El Bando de la Huerta es la fiesta por antonomasia de la ciudad de Murcia, que se celebra el primer martes después de Semana Santa, abriendo el ciclo de las Fiestas de Primavera, convirtiendo a la ciudad en una singular Huerta plena de murcianos con la vestimenta regional.

La jornada comienza temprano, con una ofrenda floral a la Virgen de la Fuensanta, patrona de la ciudad, frente a la fachada de la Catedral. Durante toda la mañana se repira el sentir huertano, ya que la gente se viste con el traje regional, haciendo asi que en Murcia se sienta un ambiente especial. Por la tarde parte el Desfile que recorre el centro de la ciudad, obsequiando a todo el mundo con los productos que llenan las carrozas. Con el inicio de las distintas fiestas en la ciudad de Murcia comienza la tradicional actividad en las barracas por las distintas plazas de la ciudad.
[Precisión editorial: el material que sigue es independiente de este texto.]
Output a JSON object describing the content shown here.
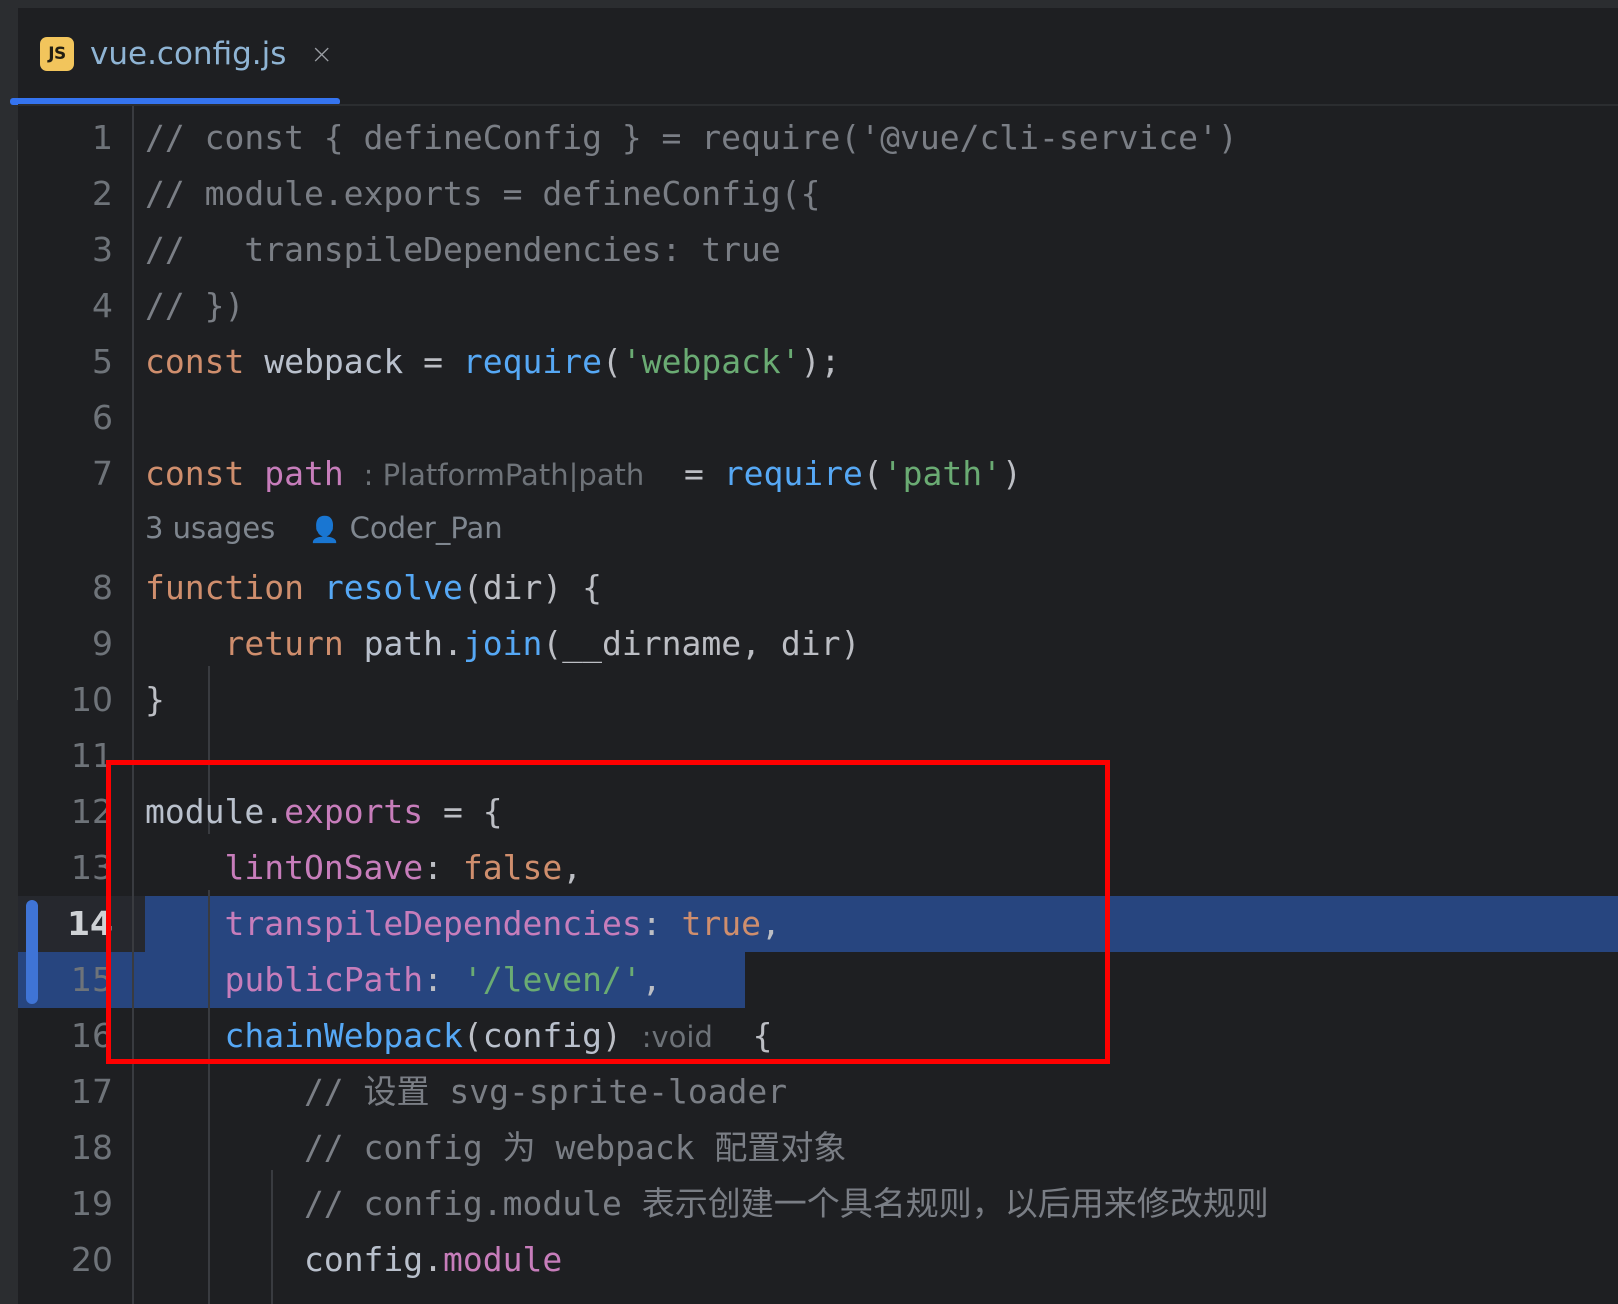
{
  "window": {
    "app": "IntelliJ IDEA / WebStorm code editor",
    "theme_background": "#1e1f22",
    "accent": "#3574f0"
  },
  "tab": {
    "icon_label": "JS",
    "icon_name": "js-file-icon",
    "title": "vue.config.js",
    "close_label": "×",
    "active": true,
    "underline_color": "#3574f0"
  },
  "editor": {
    "selection_color": "#27457f",
    "current_line": 14,
    "change_marker_lines": [
      14,
      15
    ],
    "annotation": {
      "type": "rectangle",
      "color": "#fe0000",
      "covers_lines": "12-16"
    },
    "code_vision": {
      "line": 7,
      "usages": "3 usages",
      "author_icon": "person-icon",
      "author": "Coder_Pan"
    },
    "lines": [
      {
        "n": "1",
        "text": "// const { defineConfig } = require('@vue/cli-service')"
      },
      {
        "n": "2",
        "text": "// module.exports = defineConfig({"
      },
      {
        "n": "3",
        "text": "//   transpileDependencies: true"
      },
      {
        "n": "4",
        "text": "// })"
      },
      {
        "n": "5",
        "text": "const webpack = require('webpack');"
      },
      {
        "n": "6",
        "text": ""
      },
      {
        "n": "7",
        "text": "const path : PlatformPath|path  = require('path')"
      },
      {
        "n": "8",
        "text": "function resolve(dir) {"
      },
      {
        "n": "9",
        "text": "    return path.join(__dirname, dir)"
      },
      {
        "n": "10",
        "text": "}"
      },
      {
        "n": "11",
        "text": ""
      },
      {
        "n": "12",
        "text": "module.exports = {"
      },
      {
        "n": "13",
        "text": "    lintOnSave: false,"
      },
      {
        "n": "14",
        "text": "    transpileDependencies: true,"
      },
      {
        "n": "15",
        "text": "    publicPath: '/leven/',"
      },
      {
        "n": "16",
        "text": "    chainWebpack(config) :void  {"
      },
      {
        "n": "17",
        "text": "        // 设置 svg-sprite-loader"
      },
      {
        "n": "18",
        "text": "        // config 为 webpack 配置对象"
      },
      {
        "n": "19",
        "text": "        // config.module 表示创建一个具名规则，以后用来修改规则"
      },
      {
        "n": "20",
        "text": "        config.module"
      }
    ],
    "inlay_hints": [
      {
        "line": 7,
        "text": ": PlatformPath|path"
      },
      {
        "line": 16,
        "text": ":void"
      }
    ]
  }
}
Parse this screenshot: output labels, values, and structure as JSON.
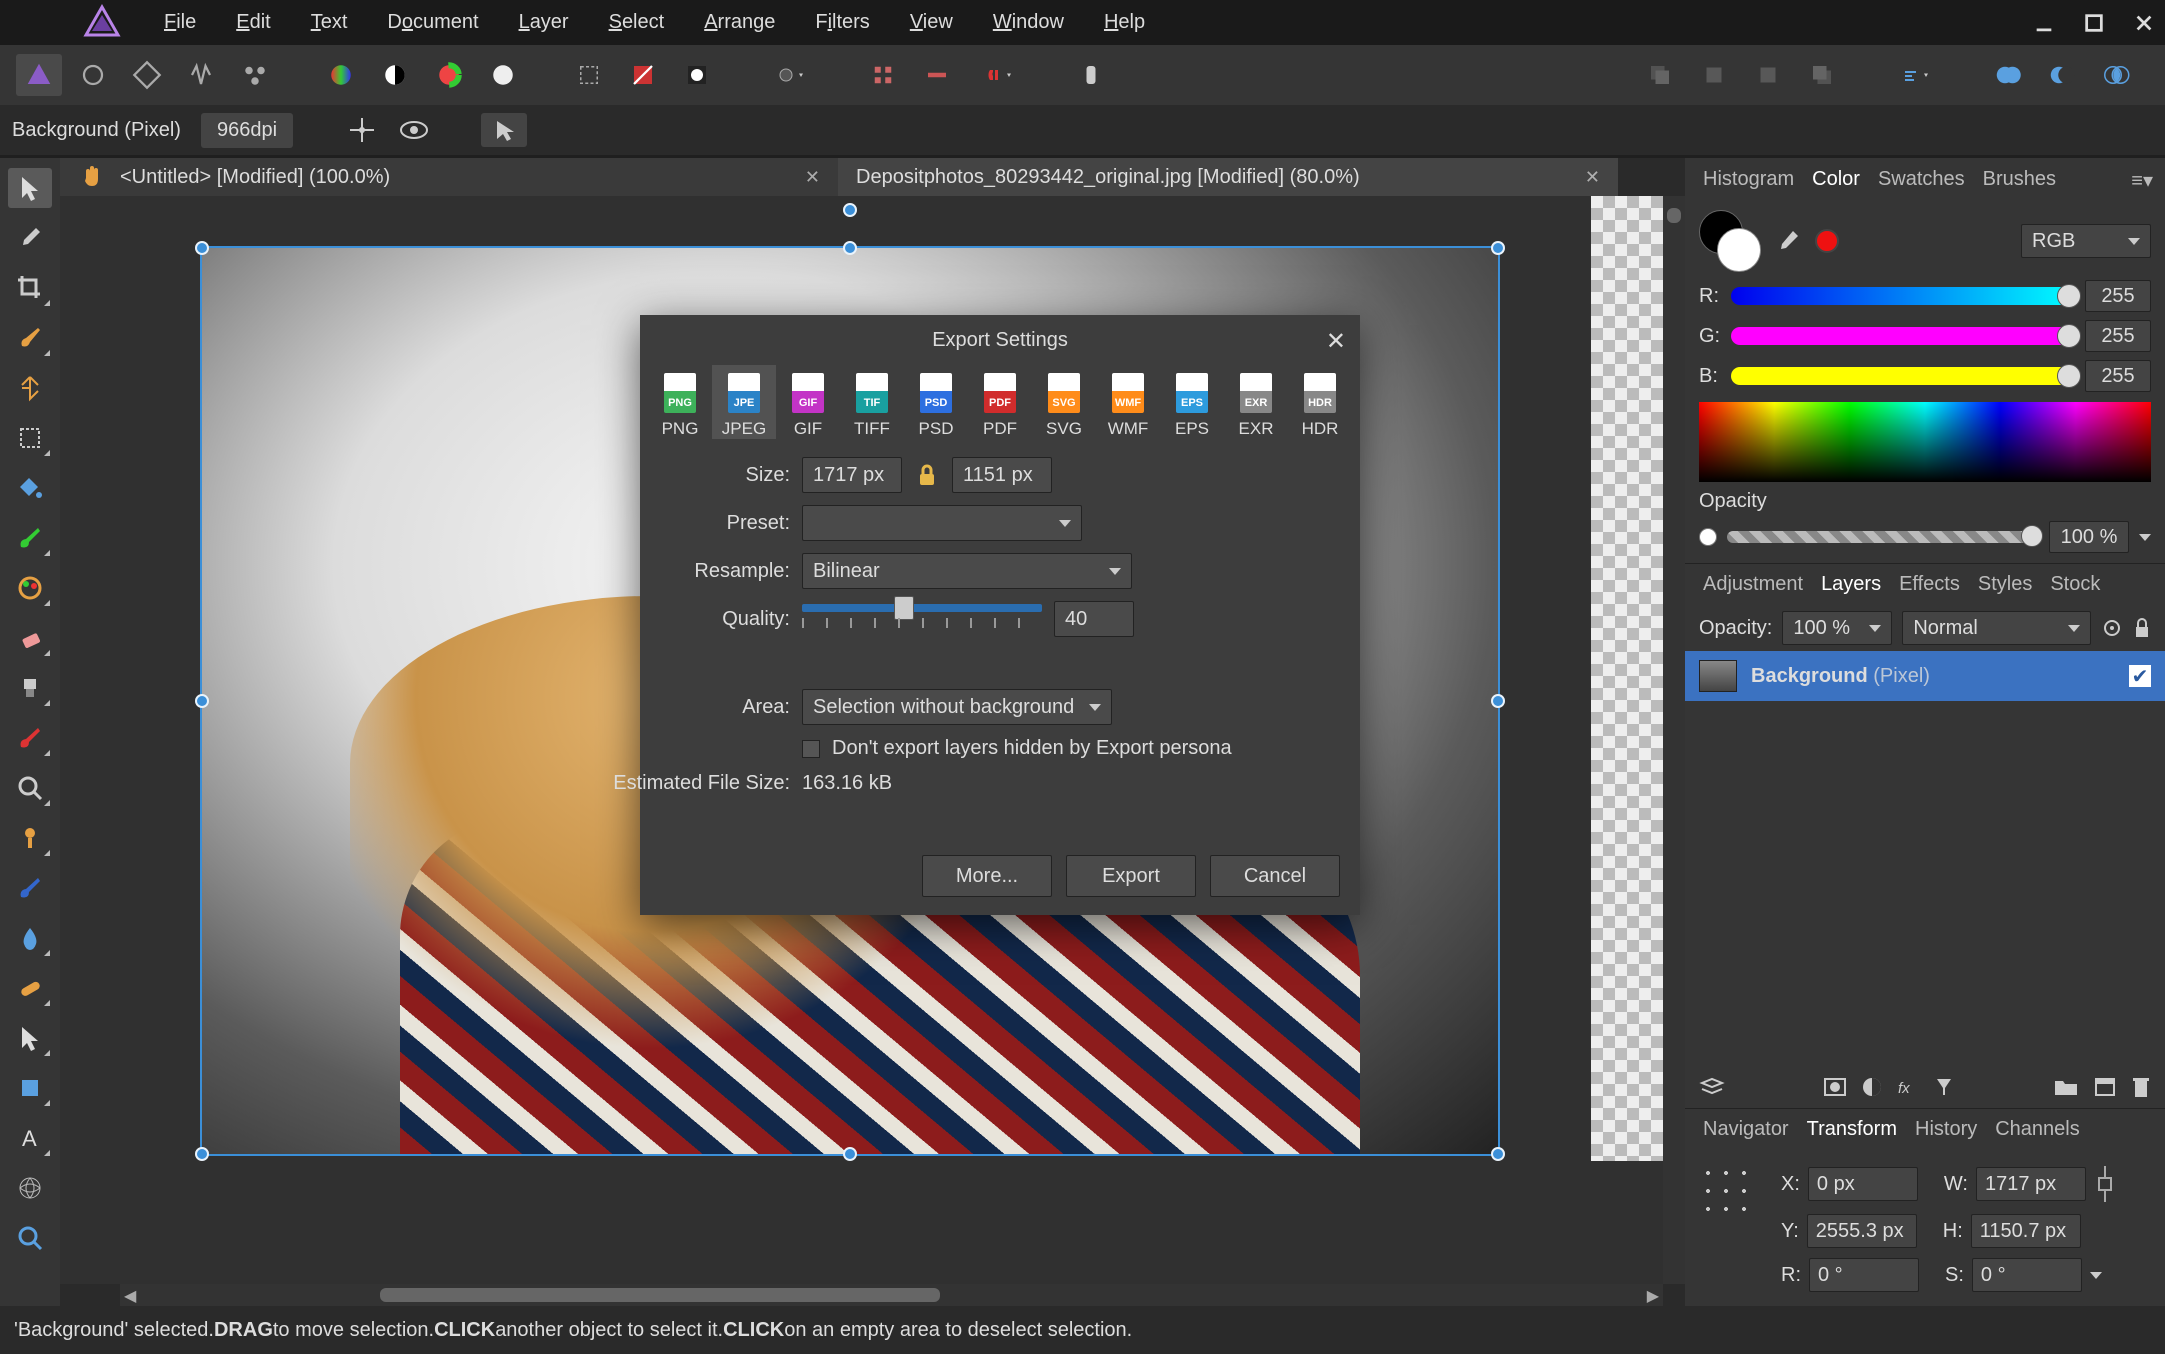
{
  "menu": {
    "file": "File",
    "edit": "Edit",
    "text": "Text",
    "document": "Document",
    "layer": "Layer",
    "select": "Select",
    "arrange": "Arrange",
    "filters": "Filters",
    "view": "View",
    "window": "Window",
    "help": "Help"
  },
  "context": {
    "layer_label": "Background (Pixel)",
    "dpi": "966dpi"
  },
  "tabs": [
    {
      "title": "<Untitled> [Modified] (100.0%)"
    },
    {
      "title": "Depositphotos_80293442_original.jpg [Modified] (80.0%)"
    }
  ],
  "color_panel": {
    "tabs": {
      "histogram": "Histogram",
      "color": "Color",
      "swatches": "Swatches",
      "brushes": "Brushes"
    },
    "model": "RGB",
    "r": "255",
    "g": "255",
    "b": "255",
    "opacity_label": "Opacity",
    "opacity": "100 %"
  },
  "layers_panel": {
    "tabs": {
      "adjustment": "Adjustment",
      "layers": "Layers",
      "effects": "Effects",
      "styles": "Styles",
      "stock": "Stock"
    },
    "opacity_label": "Opacity:",
    "opacity": "100 %",
    "blend": "Normal",
    "layer_name": "Background",
    "layer_kind": "(Pixel)"
  },
  "nav_panel": {
    "tabs": {
      "navigator": "Navigator",
      "transform": "Transform",
      "history": "History",
      "channels": "Channels"
    },
    "x_label": "X:",
    "x": "0 px",
    "w_label": "W:",
    "w": "1717 px",
    "y_label": "Y:",
    "y": "2555.3 px",
    "h_label": "H:",
    "h": "1150.7 px",
    "r_label": "R:",
    "r": "0 °",
    "s_label": "S:",
    "s": "0 °"
  },
  "dialog": {
    "title": "Export Settings",
    "formats": [
      "PNG",
      "JPEG",
      "GIF",
      "TIFF",
      "PSD",
      "PDF",
      "SVG",
      "WMF",
      "EPS",
      "EXR",
      "HDR"
    ],
    "format_colors": [
      "#3db15a",
      "#2b83c7",
      "#c334c6",
      "#19a0a0",
      "#2d6fe0",
      "#d12c2c",
      "#ff8c1a",
      "#ff8c1a",
      "#2d9bdd",
      "#888888",
      "#888888"
    ],
    "selected_format": 1,
    "size_label": "Size:",
    "w": "1717 px",
    "h": "1151 px",
    "preset_label": "Preset:",
    "preset": "",
    "resample_label": "Resample:",
    "resample": "Bilinear",
    "quality_label": "Quality:",
    "quality": "40",
    "area_label": "Area:",
    "area": "Selection without background",
    "hidden_label": "Don't export layers hidden by Export persona",
    "est_label": "Estimated File Size:",
    "est": "163.16 kB",
    "more": "More...",
    "export": "Export",
    "cancel": "Cancel"
  },
  "status": {
    "p1": "'Background' selected. ",
    "d1": "DRAG",
    "p2": " to move selection. ",
    "c1": "CLICK",
    "p3": " another object to select it. ",
    "c2": "CLICK",
    "p4": " on an empty area to deselect selection."
  }
}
Este tipo de restauración tradicional de productos de la huerta murciana, en un ambiente festivo y popular, permite, en un entorno nostálgico de la huerta murciana, degustar sabrosos platos tradicionales de la cocina murciana.

Foto Bando Huerta

Entierro de la Sardina

El entierro de la sardina es una fiesta “pagana” cuyos orígenes, en Murcia, se remontan al siglo XIX. Se trata de una tradición practicada también en otros lugares de España, de tintes carnavalescos. Consiste básicamente en una parodia en la cual se simula el paso del entierro de una sardina por las calles de la ciudad. Esta tradición tenía que ver con la prohibición de comer carne durante el tiempo de cuaresma, y el entierro simboliza el paso a un periodo de libertades, de hacer todo lo que normalmente está prohibido, una mascarada en la que cada uno escapa a la cotidianidad de la rutina, y el Entierro de la Sardina, de algún modo, se acoge a esa tradición carnavalesca.   En otros lugares, la sardina se lanza al mar para garantizar la repetición del carnaval al próximo año, pero en Murcia también sucede en la tradición vasca, la sardina es quemada.

El Entierro de la Sardina, como fiesta, tradición o costumbre, pertenecía al ámbito del patrimonio inmaterial, aunque tendría numerosos vestigios o restos que lo acercarían al patrimonio material, como por ejemplo carrozas, trajes, estandartes, carteles… toda una parafernalia de objetos que, de suyo, serían susceptibles de estudiar.